*613OPINION OF THE COURT
Kupferman, J.The petitioner-appellant in 1977 moved in the Family Court for an order of filiation, declaring the respondent Edward L. to be the natural father of her son who bore his name, Edward L., Jr. On the consent of the parties, an order of filiation was entered into, with provision for support for the son until he reaches the age of 21 years. Obviously, the petitioner from the very beginning believed the respondent to be the father of her child, and he readily accepted the responsibility. Clearly, he is entitled to all the rights of a natural father. (Caban v Mohammed, 441 US 380; see Silk, Adoptions—Making the Unwed Father Equal, NYLJ, May 7, 1979, p 1, col 2.)
Some 10 months after the entry of the order of filiation, the petitioner mother moved for an order vacating and setting it aside and granting a new hearing upon alleged newly discovered evidence. Together with the petition, which has an affidavit by counsel only and none by petitioner herself,* there was a letter from a physician stating that it was her understanding that Mr. L.’s blood type is O positive, and that the mother and the child have blood type AB negative, in which case parentage for Mr. L. is excluded. (See Schatkin, 1 Disputed Paternity Proceedings [4th ed], §§ 5.05, 5.10.)
The dissent would remand for a hearing on that question, but to what avail? The motive for the petitioner mother’s subsequent change of heart is undoubtedly, as set forth in the dissent, her difficulties with the respondent and his having initiated a proceeding under section 651 of the Family Court Act, seeking custody of the child. (See Braiman v Braiman, 44 NY2d 584, 589; see, also, "The Woman Pays”, The Bronx Bar Advocate, vol 25, No. 5 [Nov.-Dec., 1978], p 115; cf. Orr v Orr, 440 US 268.)
At common law, there was a presumption of legitimacy in marriage, even though the wife was adulterous, given the cohabitation of the parties in conjugal relation at the time of conception. (Fisch, New York Evidence [2d ed], § 1129; Richardson, Evidence [10th ed], § 59.) The common-law rule has been abolished in New York State (Family Ct Act, § 531), *614allowing a husband to attempt to establish his nonpaternity. One way to help establish exclusion of a possible father is the blood grouping test. Usually, the purpose of the test is to aid the putative father in establishing his blamelessness. In fact, sections 418 and 532 of the Family Court Act provide for a blood test "on motion of the respondent”.
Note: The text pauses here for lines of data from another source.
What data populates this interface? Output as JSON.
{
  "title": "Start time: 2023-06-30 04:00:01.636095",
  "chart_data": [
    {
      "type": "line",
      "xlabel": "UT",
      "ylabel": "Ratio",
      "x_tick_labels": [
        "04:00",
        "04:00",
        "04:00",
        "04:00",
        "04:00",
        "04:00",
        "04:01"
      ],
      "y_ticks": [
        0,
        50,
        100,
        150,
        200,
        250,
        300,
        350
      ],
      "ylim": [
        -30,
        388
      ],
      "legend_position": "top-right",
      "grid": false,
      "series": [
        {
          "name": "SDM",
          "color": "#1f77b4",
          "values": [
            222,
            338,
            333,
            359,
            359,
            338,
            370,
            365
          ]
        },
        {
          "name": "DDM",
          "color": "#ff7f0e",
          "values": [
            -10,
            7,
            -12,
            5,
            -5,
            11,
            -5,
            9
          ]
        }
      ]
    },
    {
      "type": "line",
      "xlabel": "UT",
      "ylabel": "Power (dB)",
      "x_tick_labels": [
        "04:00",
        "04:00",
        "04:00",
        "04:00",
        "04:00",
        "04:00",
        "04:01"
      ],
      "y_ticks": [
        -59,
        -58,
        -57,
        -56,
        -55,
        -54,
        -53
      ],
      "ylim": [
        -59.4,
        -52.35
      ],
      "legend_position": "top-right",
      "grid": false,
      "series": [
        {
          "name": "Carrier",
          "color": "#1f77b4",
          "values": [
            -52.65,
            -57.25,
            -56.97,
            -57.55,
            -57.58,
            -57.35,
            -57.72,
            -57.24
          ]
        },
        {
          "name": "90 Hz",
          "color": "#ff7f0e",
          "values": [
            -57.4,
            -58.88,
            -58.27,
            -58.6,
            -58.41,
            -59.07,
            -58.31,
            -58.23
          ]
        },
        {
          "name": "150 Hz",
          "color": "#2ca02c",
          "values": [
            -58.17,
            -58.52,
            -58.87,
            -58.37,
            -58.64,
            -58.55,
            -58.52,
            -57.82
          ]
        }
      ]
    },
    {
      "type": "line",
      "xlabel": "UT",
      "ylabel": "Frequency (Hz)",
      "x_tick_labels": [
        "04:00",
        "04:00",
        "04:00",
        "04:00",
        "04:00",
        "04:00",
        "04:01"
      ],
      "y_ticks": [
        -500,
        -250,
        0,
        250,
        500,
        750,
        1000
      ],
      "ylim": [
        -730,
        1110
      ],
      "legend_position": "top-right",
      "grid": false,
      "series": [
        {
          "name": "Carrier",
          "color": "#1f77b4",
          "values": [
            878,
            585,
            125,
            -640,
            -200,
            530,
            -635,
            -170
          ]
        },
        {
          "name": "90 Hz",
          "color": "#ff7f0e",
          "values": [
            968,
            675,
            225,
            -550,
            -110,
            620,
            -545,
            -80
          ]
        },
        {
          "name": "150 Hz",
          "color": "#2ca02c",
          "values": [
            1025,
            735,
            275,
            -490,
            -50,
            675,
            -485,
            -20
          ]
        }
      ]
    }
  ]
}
Shakespeare confirmed that "it is a wise Father that knows his own child” (The Merchant of Venice, act 2, scene 2). Unlike the mother, this respondent submits his own affidavit to the effect that the parties were living together at the time of conception, and in this case the father has assumed his responsibility, and the mother, when it suited her purpose, chose to foist responsibility upon him. The child benefits by the support provided, and it is the interest of the child with which we are most concerned. (Matter of Orlando F., 40 NY2d 103.)
With respect to the best interest of the child, it has been recently stated by Judge Cooke (now Chief Judge) that there is a "heavy burden of constitutional magnitude on one who would terminate the rights of a natural parent” (Matter of Corey L v Martin L, 45 NY2d 383, 386-387). Surely, such postulate is reinforced where, as here, there is a determination concurred in by both parties to the proceedings and by the court, resulting in a judgment. If there is additional evidence, and we do not have anything more than speculation, it is not newly discovered but rather recently sought.
The petitioner mother having sought the jurisdiction of the Family Court to establish paternity and having obtained the benefit of the judgment so secured, should now be estopped from seeking to have the court annul the judgment. (Matter of Montelone v Antia, 60 AD2d 603; cf. Psaroudis v Psaroudis, 27 NY2d 527.) The more so, when she offers no alternative possibility but merely suggests the respondent’s possible exclusion to the detriment of the child’s parentage. The child should not be kept in limbo. (Matter of Sanjivini K., 40 NY2d 1025, 1026-1027.)
The order of the Family Court, New York County (Thurston, J.), entered on or about December 20, 1978, should be affirmed, without costs.
On a matter such as this, there should be an affidavit by the party involved and not merely by counsel. (Capelin Assoc. v Globe Mfg. Corp., 34 NY2d 338, 342; Pathmark Graphics v J. M. Fields, Inc., 53 AD2d 531, mot to dismiss app granted 40 NY2d 1093.)